All of us know what it is like to come out into daylight after a spell in a tunnel of darkness. Maybe a train journey when we are literally plunged into a dark tunnel beneath a hillside and must wait for sunlight to reappear so we can see again. Or a period of life when we are struck down by loss or some kind of affliction, our days are filled with gloom or restrictions and instead of facing them with easy confidence we feel crushed by life.
That sense of coming through a dark place is how Christians see Good Friday.
It is our annual remembrance of the suffering of Jesus as he is crucified by cruel people and unjust forces. Our world today, both locally and globally, is full of such examples of cruelty and injustice, undeserved pain, and unwanted destruction. Jesus dies a young man, humiliated, and abandoned by those he might have relied on. It is a picture to us of all we fear most, things that might happen to us. Abandonment, betrayal, meaningless suffering and at the end of it the prospect of despair, an early grave of some sorts.
Except that is not how the story ends. The tunnel into which Jesus enters is not just a dark grave like any person who has died. Earlier in its life the Church once imagined how on Holy Saturday Jesus went, not to a cold tomb of nothingness, but instead he travelled to the darkest place of all, the place we fear most, and we call ‘hell’. He went there to rescue “Adam” and “Eve”, to pluck every one of us humans out of the place of our dying.
The daylight of Easter Day, a day of life reborn, is made all the more joyful and welcome because we have been through the tunnel of our gloom and dying.

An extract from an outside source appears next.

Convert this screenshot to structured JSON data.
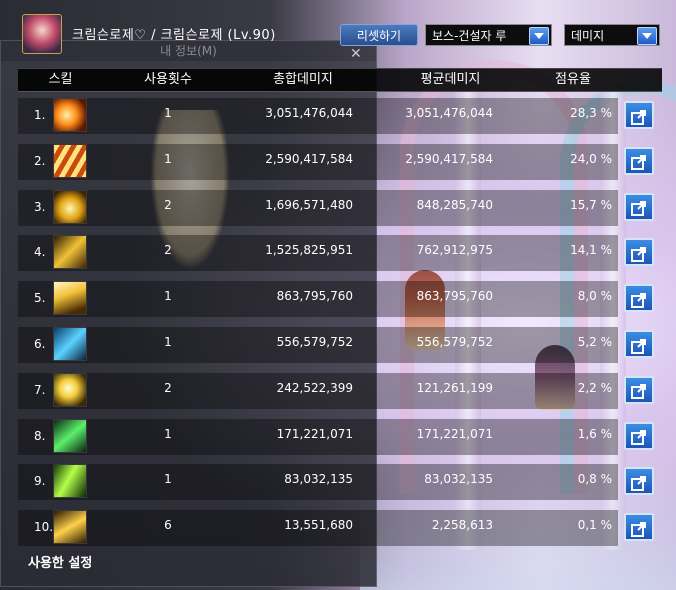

Without the pain of our suffering and the reality of our death we cannot fully appreciate the extraordinary gift of new life.
In 2021 we know that to be true. We have suffered the ‘hell’ of being cut off from our most treasured relationships, our life-giving activities, and the sheer pleasure of roaming free. For many the tunnel of lockdowns was unbearable, and they will take time to recover. All of us felt the darkness, yet here is daylight. Here is the promise of health, hope and faith. In Easter we have the promise that faith matters, and that we are rescued from being abandoned and the fear of being forsaken.
In God’s resurrection there is always light at the end of the tunnel.